He left a cum stain in the shape of a heart on my sheets.
He's like the Bob Ross of love stains.
see if i had a dick i'd definitely smack people in the face with it
I just walked by that girl who tried to commit suicide over me in high school. That was weird.
My cousin's dog just exhaled smoke. My job here is done.
He was spoon feeding me wine all night.
So not only did team sweden fail to particpate in any drinking game but i also found puke in my viking helmet this morning.

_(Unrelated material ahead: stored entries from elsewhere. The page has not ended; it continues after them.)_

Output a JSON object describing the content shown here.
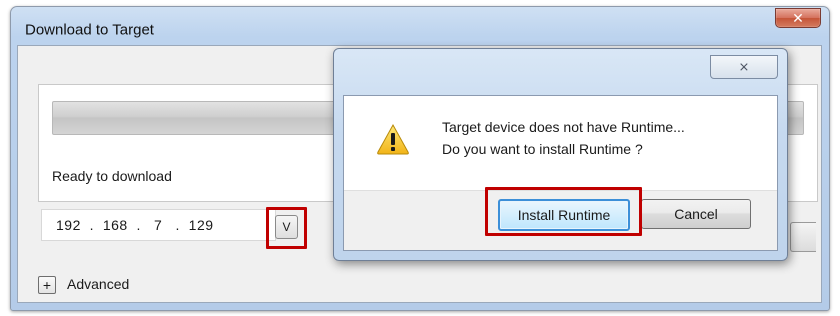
{
  "window": {
    "title": "Download to Target",
    "close_icon": "close-icon"
  },
  "download_panel": {
    "status_text": "Ready to download"
  },
  "target": {
    "ip_octets": [
      "192",
      "168",
      "7",
      "129"
    ],
    "ip_separator": ".",
    "dropdown_label": "V"
  },
  "advanced": {
    "expand_label": "+",
    "label": "Advanced"
  },
  "dialog": {
    "close_icon": "close-icon",
    "warning_icon": "warning-icon",
    "message_line1": "Target device does not have Runtime...",
    "message_line2": "Do you want to install Runtime ?",
    "install_label": "Install Runtime",
    "cancel_label": "Cancel"
  },
  "highlight_color": "#c00000",
  "accent_color": "#3c8fd8"
}
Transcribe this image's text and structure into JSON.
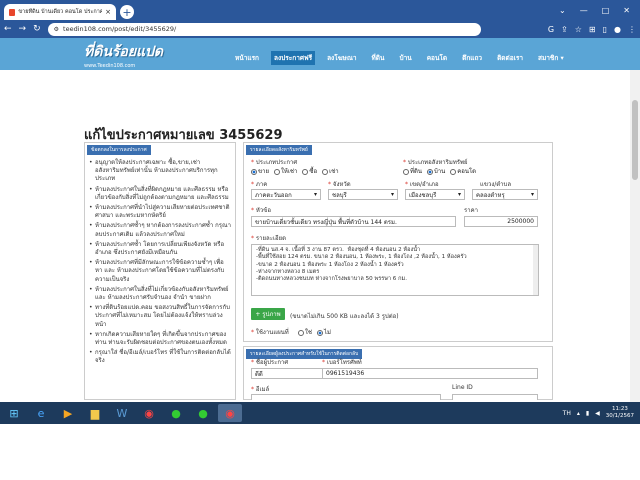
{
  "browser": {
    "tab_title": "ขายที่ดิน บ้านเดี่ยว คอนโด ประกาศฟรี",
    "url": "teedin108.com/post/edit/3455629/"
  },
  "site": {
    "logo_text": "ที่ดินร้อยแปด",
    "logo_sub": "www.Teedin108.com",
    "nav": [
      "หน้าแรก",
      "ลงประกาศฟรี",
      "ลงโฆษณา",
      "ที่ดิน",
      "บ้าน",
      "คอนโด",
      "ตึกแถว",
      "ติดต่อเรา",
      "สมาชิก ▾"
    ]
  },
  "page": {
    "title": "แก้ไขประกาศหมายเลข 3455629"
  },
  "rules": {
    "header": "ข้อตกลงในการลงประกาศ",
    "items": [
      "อนุญาตให้ลงประกาศเฉพาะ ซื้อ,ขาย,เช่า อสังหาริมทรัพย์เท่านั้น ห้ามลงประกาศบริการทุกประเภท",
      "ห้ามลงประกาศในสิ่งที่ผิดกฎหมาย และศีลธรรม หรือเกี่ยวข้องกับสิ่งที่ไม่ถูกต้องตามกฎหมาย และศีลธรรม",
      "ห้ามลงประกาศที่นำไปสู่ความเสียหายต่อประเทศชาติ ศาสนา และพระมหากษัตริย์",
      "ห้ามลงประกาศซ้ำๆ หากต้องการลงประกาศซ้ำ กรุณาลบประกาศเดิม แล้วลงประกาศใหม่",
      "ห้ามลงประกาศซ้ำ โดยการเปลี่ยนเพียงจังหวัด หรือ อำเภอ ซึ่งประกาศยังมีเหมือนกัน",
      "ห้ามลงประกาศที่มีลักษณะการใช้ข้อความซ้ำๆ เพื่อหา และ ห้ามลงประกาศโดยใช้ข้อความที่ไม่ตรงกับความเป็นจริง",
      "ห้ามลงประกาศในสิ่งที่ไม่เกี่ยวข้องกับอสังหาริมทรัพย์ และ ห้ามลงประกาศรับจำนอง จำนำ ขายฝาก",
      "ทางที่ดินร้อยแปด.คอม ขอสงวนสิทธิ์ในการจัดการกับประกาศที่ไม่เหมาะสม โดยไม่ต้องแจ้งให้ทราบล่วงหน้า",
      "หากเกิดความเสียหายใดๆ ที่เกิดขึ้นจากประกาศของท่าน ท่านจะรับผิดชอบต่อประกาศของตนเองทั้งหมด",
      "กรุณาใส่ ชื่อ/อีเมล์/เบอร์โทร ที่ใช้ในการติดต่อกลับได้จริง"
    ]
  },
  "property": {
    "header": "รายละเอียดอสังหาริมทรัพย์",
    "type_label": "ประเภทประกาศ",
    "type_options": [
      "ขาย",
      "ให้เช่า",
      "ซื้อ",
      "เช่า"
    ],
    "type_selected": "ขาย",
    "asset_label": "ประเภทอสังหาริมทรัพย์",
    "asset_options": [
      "ที่ดิน",
      "บ้าน",
      "คอนโด"
    ],
    "asset_selected": "บ้าน",
    "region_label": "ภาค",
    "region_value": "ภาคตะวันออก",
    "province_label": "จังหวัด",
    "province_value": "ชลบุรี",
    "district_label": "เขต/อำเภอ",
    "district_value": "เมืองชลบุรี",
    "subdistrict_label": "แขวง/ตำบล",
    "subdistrict_value": "คลองตำหรุ",
    "subject_label": "หัวข้อ",
    "subject_value": "ขายบ้านเดี่ยวชั้นเดียว ทรงญี่ปุ่น พื้นที่ตัวบ้าน 144 ตรม.",
    "price_label": "ราคา",
    "price_value": "2500000",
    "detail_label": "รายละเอียด",
    "detail_lines": [
      "-ที่ดิน นส.4 จ. เนื้อที่ 3 งาน 87 ตรว.  ห้องชุดที่ 4 ห้องนอน 2 ห้องน้ำ",
      "-พื้นที่ใช้สอย 124 ตรม. ขนาด 2 ห้องนอน, 1 ห้องพระ, 1 ห้องโถง ,2 ห้องน้ำ, 1 ห้องครัว",
      "-ขนาด 2 ห้องนอน 1 ห้องพระ 1 ห้องโถง 2 ห้องน้ำ 1 ห้องครัว",
      "-ห่างจากทางหลวง 8 เมตร",
      "-ติดถนนทางหลวงชนบท ห่างจากโรงพยาบาล 50 พรรษา 6 กม."
    ],
    "upload_label": "+ รูปภาพ",
    "upload_hint": "(ขนาดไม่เกิน 500 KB และลงได้ 3 รูปต่อ)",
    "map_label": "ใช้งานแผนที่",
    "map_options": [
      "ใช่",
      "ไม่"
    ],
    "map_selected": "ไม่"
  },
  "contact": {
    "header": "รายละเอียดผู้ลงประกาศสำหรับใช้ในการติดต่อกลับ",
    "name_label": "ชื่อผู้ประกาศ",
    "name_value": "ดีดี",
    "phone_label": "เบอร์โทรศัพท์",
    "phone_value": "0961519436",
    "email_label": "อีเมล์",
    "line_label": "Line ID"
  },
  "taskbar": {
    "lang": "TH",
    "time": "11:23",
    "date": "30/1/2567"
  }
}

and if my full six pack comes in by Halloween there is no stopping the man slut costume. I have no shame
I woke up wearing a headband made of condoms. It was supposed to be a crown for the "prettiest fag hag" award I won last night. There is lube in my hair. I'm going back to sleep
I was passed out in a bathroom stall. Of course im going to look like shit
I will have you know I turned Latino David Arquette down for sex because he's married. Total. Moral. Victory.
Flo's in town, ain't she.
I thought you might think I was an idiot who thought cock rings prevent STDs,
You threw up a gallon of vomit. I really have never seen anything like it in my decade of partying.
The highlight of my night will be digging in other people's garbage
Just try and act like you're sober
I can't I snorted an anti depressant and he's pouring me tequila shots
Double high-fived his wife and her sister on the way out. If I'm not the best mistress ever tell me how.